Garland, (Hannibal) Hamlin


(b. Sept. 14, 1860, West Salem, Wis., U.S.--d. March 4, 1940, Hollywood, Calif.), American author perhaps best remembered for his short stories and his autobiographical "Middle Border" series of narratives.

As his farming family moved progressively westward from Wisconsin to Iowa and then to the Dakotas, Garland rebelled against the vicissitudes of pioneering and went to Boston for a career in 1884. Self-educated there, he gradually won a place for himself in the literary set of Boston and Cambridge and was influenced by the novelist William Dean Howells.

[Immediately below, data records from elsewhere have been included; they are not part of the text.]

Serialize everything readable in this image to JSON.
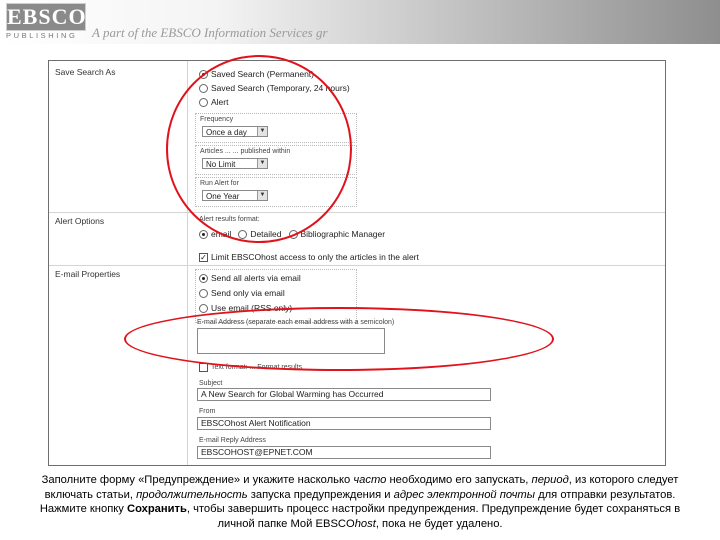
{
  "header": {
    "logo_text": "EBSCO",
    "logo_subtext": "PUBLISHING",
    "tagline": "A part of the EBSCO Information Services gr"
  },
  "form": {
    "save_search_as": {
      "label": "Save Search As",
      "options": [
        {
          "label": "Saved Search (Permanent)",
          "selected": true
        },
        {
          "label": "Saved Search (Temporary, 24 hours)",
          "selected": false
        },
        {
          "label": "Alert",
          "selected": false
        }
      ],
      "frequency": {
        "label": "Frequency",
        "value": "Once a day"
      },
      "articles": {
        "label": "Articles ... ... published within",
        "value": "No Limit"
      },
      "run_for": {
        "label": "Run Alert for",
        "value": "One Year"
      }
    },
    "alert_options": {
      "label": "Alert Options",
      "results_format_label": "Alert results format:",
      "formats": [
        {
          "label": "email",
          "selected": true
        },
        {
          "label": "Detailed",
          "selected": false
        },
        {
          "label": "Bibliographic Manager",
          "selected": false
        }
      ],
      "limit_label": "Limit EBSCOhost access to only the articles in the alert",
      "limit_checked": true
    },
    "email_properties": {
      "label": "E-mail Properties",
      "options": [
        {
          "label": "Send all alerts via email",
          "selected": true
        },
        {
          "label": "Send only via email",
          "selected": false
        },
        {
          "label": "Use email (RSS only)",
          "selected": false
        }
      ],
      "address_label": "E-mail Address (separate each email address with a semicolon)",
      "address_value": "",
      "format_check_label": "Text format: ... Format results",
      "subject_label": "Subject",
      "subject_value": "A New Search for Global Warming has Occurred",
      "from_label": "From",
      "from_value": "EBSCOhost Alert Notification",
      "reply_label": "E-mail Reply Address",
      "reply_value": "EBSCOHOST@EPNET.COM"
    }
  },
  "caption": {
    "p1": "Заполните форму «Предупреждение» и укажите насколько ",
    "e1": "часто",
    "p2": " необходимо его запускать, ",
    "e2": "период",
    "p3": ", из которого следует включать статьи, ",
    "e3": "продолжительность",
    "p4": " запуска предупреждения и ",
    "e4": "адрес электронной почты",
    "p5": " для отправки результатов. Нажмите кнопку ",
    "b1": "Сохранить",
    "p6": ", чтобы завершить процесс настройки предупреждения. Предупреждение будет сохраняться в личной папке Мой EBSCO",
    "e5": "host",
    "p7": ", пока не будет удалено."
  },
  "colors": {
    "annotation_red": "#e0121b",
    "banner_gray": "#8e8e8e"
  }
}
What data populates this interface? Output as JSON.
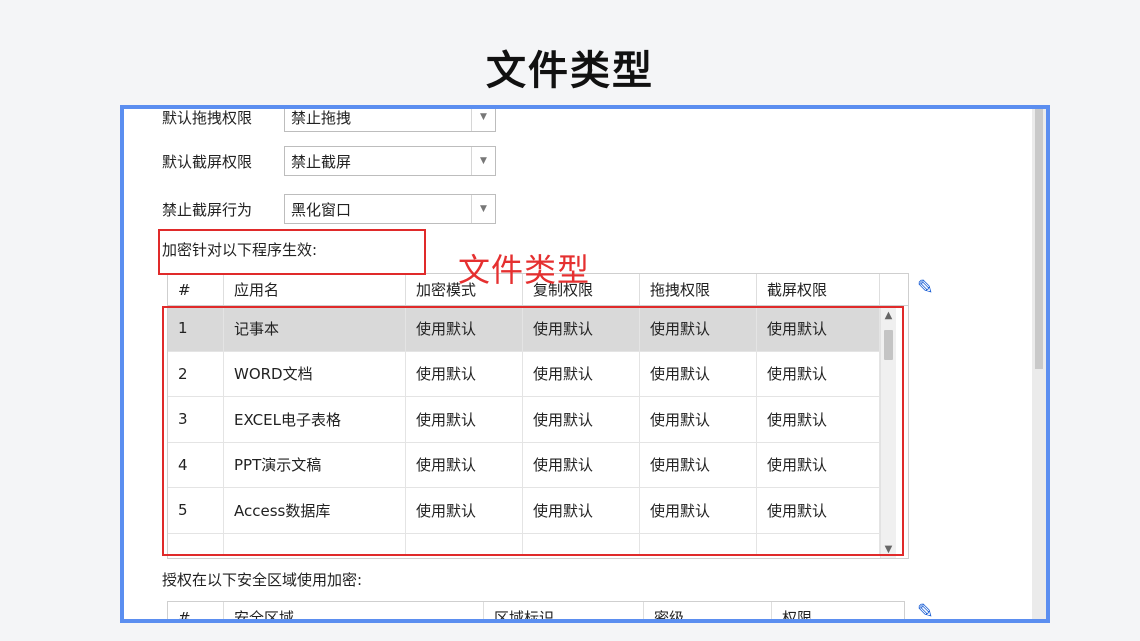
{
  "slide_title": "文件类型",
  "settings": [
    {
      "label": "默认拖拽权限",
      "value": "禁止拖拽"
    },
    {
      "label": "默认截屏权限",
      "value": "禁止截屏"
    },
    {
      "label": "禁止截屏行为",
      "value": "黑化窗口"
    }
  ],
  "encrypt_section_label": "加密针对以下程序生效:",
  "annotation_text": "文件类型",
  "program_table": {
    "columns": [
      "#",
      "应用名",
      "加密模式",
      "复制权限",
      "拖拽权限",
      "截屏权限"
    ],
    "rows": [
      [
        "1",
        "记事本",
        "使用默认",
        "使用默认",
        "使用默认",
        "使用默认"
      ],
      [
        "2",
        "WORD文档",
        "使用默认",
        "使用默认",
        "使用默认",
        "使用默认"
      ],
      [
        "3",
        "EXCEL电子表格",
        "使用默认",
        "使用默认",
        "使用默认",
        "使用默认"
      ],
      [
        "4",
        "PPT演示文稿",
        "使用默认",
        "使用默认",
        "使用默认",
        "使用默认"
      ],
      [
        "5",
        "Access数据库",
        "使用默认",
        "使用默认",
        "使用默认",
        "使用默认"
      ]
    ],
    "selected_row": 0
  },
  "zone_section_label": "授权在以下安全区域使用加密:",
  "zone_table": {
    "columns": [
      "#",
      "安全区域",
      "区域标识",
      "密级",
      "权限"
    ]
  },
  "colors": {
    "frame_border": "#5b8ef0",
    "annotation_red": "#e02a2a",
    "edit_icon_blue": "#1f62d6",
    "selected_row_bg": "#d9d9d9"
  },
  "icons": {
    "edit": "pencil-icon",
    "dropdown": "chevron-down-icon",
    "scroll_up": "chevron-up-icon",
    "scroll_down": "chevron-down-icon"
  }
}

Garland recorded the physical oppression and economic frustrations of pioneer life on the Great Plains in the short stories that were collected in Main-Travelled Roads (1891), one of his best works. The short stories he published in Prairie Folk (1892) and Wayside Courtships (1897) were later combined in Other Main-Travelled Roads (1910). In 1892 Garland published three lacklustre novels. His next novel, Rose of Dutcher's Coolly (1895), tells the story of a sensitive young woman who rebels against the drudgery of farm life and goes to Chicago to pursue her talent for literature. Garland's critical theory of "veritism," set forth in the essay collection Crumbling Idols (1894), called for the use of socially conscious realism combined with more individualistic and subjective elements.

Garland next turned to the "high country" of the American West and to romantic melodrama for materials, producing a series of mediocre novels that were serialized in the popular "slick magazines." He grew increasingly critical of the "excesses" of the naturalists, and in 1917 in a mellow autobiographical mood wrote A Son of the Middle Border, in which he described his family background and childhood as the son of pioneer farmers. This book won immediate and deserved acclaim. Its sequel, A Daughter of the Middle Border (1921), was less successful, as were Trail-Makers of the Middle Border (1926) and his last historical and autobiographical novels.